May 29, 2020

How Strong Are We?

A ten o'clock last night I got a tearful call from my ex-wife Suze in Minneapolis. From her 18thfloor window, she was watching the city she has come to love in flames.

All America is watching and what we are seeing is what Malcolm X called “chickens coming home to roost” when Kennedy was assassinated. For decades in Minneapolis and most other American cities, police brutality has been a given. Black people have known daily threats to their lives long long before the arrival of Covid-19. 

To me, the most chilling aspect of the death of George Floyd was the expression of the murderous cop kneeling on his neck. It was the face of the centuries of outright racism that has plagued America since the first  kidnapped African-America was landed here. There was a bland, thoroughly evil expression on his face; he would kneel as long as it took to kill this man. And three of his accomplices kept back anyone who might help their victim. 

Trump called the killing “sad.” Sad is when your mourn a person's peaceful passing. Sad is not how you react to a televised murder – a lynching on the ground. Sad is not tweeting for the shooting to start. Sad is not mocking the Minneapolis mayor. This is not sad – it is pure evil. 


We are still a deeply racist country. And this deep and still-spreading stain on our national conscience is sapping what strength we have left. A fascist president, enabled by a willing Senate, a crashed economy, a murderous virus – all these are now overlaid on the racist base of America to leach away the democratic vitals of our nation. 

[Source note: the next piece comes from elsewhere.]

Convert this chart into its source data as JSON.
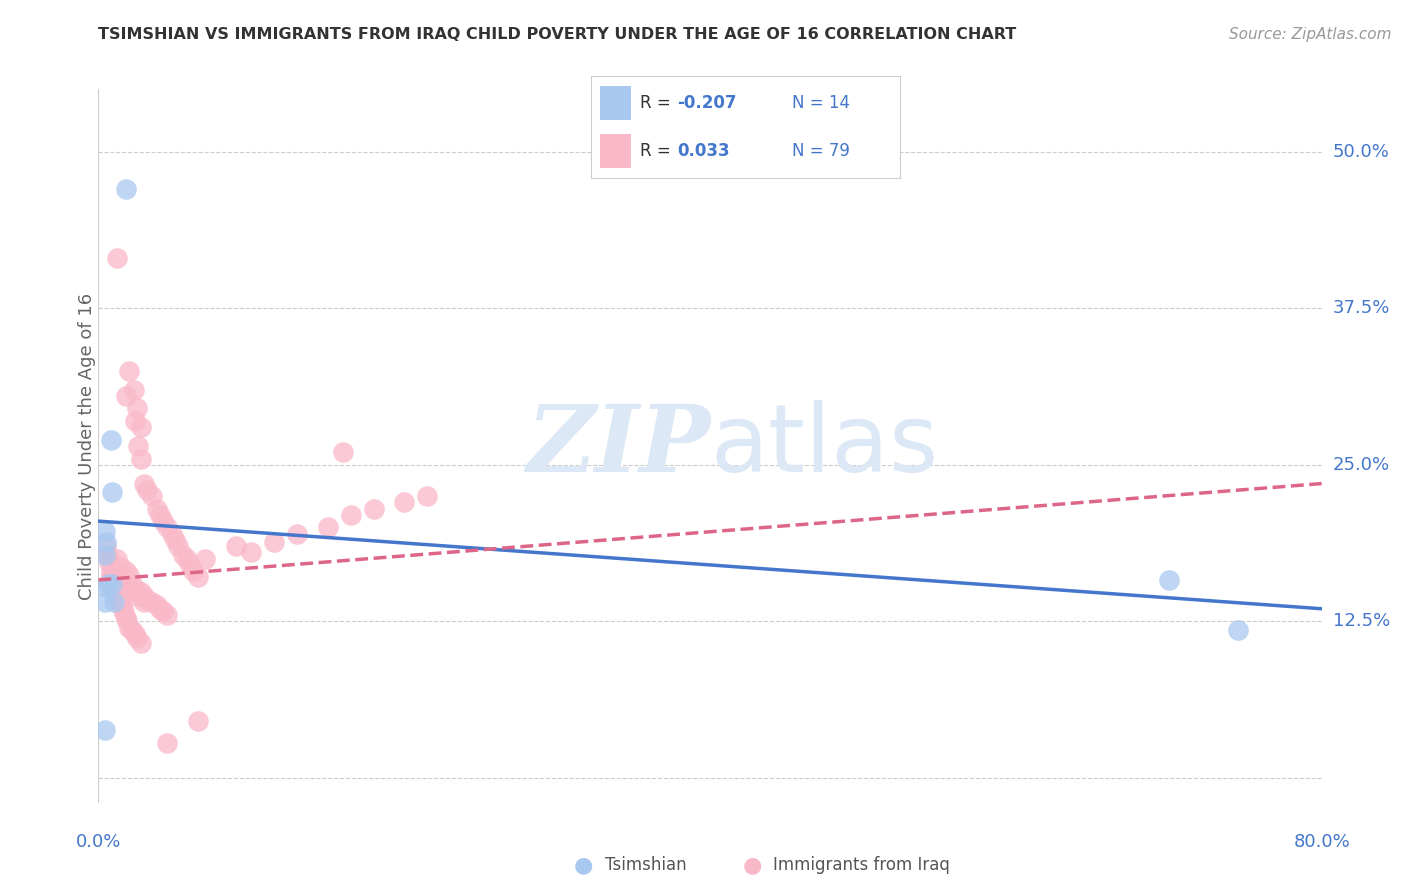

Are we strong enough as a people to survive this ongoing tragedy? Or has the fog of entitlement and cruelty that is enveloping too many here finally broken the American spirit? Will armed vigilantes on the steps of state capitols and thousands of maskless partiers become the new America? Have we lost our strength of will? Can we actually last as a free and cognizant nation until November? Will we be allowed to? 

Joe Biden is totally right when he says that this election is a battle for the American soul. But is this soul worth saving – or have we gone so far down the road of mindlessness and racism that we will inevitably be consigned to the dustbin of history? 

And yet there is still in this broad and sweeping experiment in democracy a deep and abiding sense of justice and fair play. And of duty and responsibility. And of the heroism and bravery that is on full and constant display in the noble and selfless heroes who are responding to the pandemic
by putting their lives in constant peril.

Will America's will to survival be strong enough to actually survive in any kind of recognizable form or will we fade from history with either the whimper of defeat or the howl and madness that vomits from the White House?

I'm putting my money on America. And Minneapolis.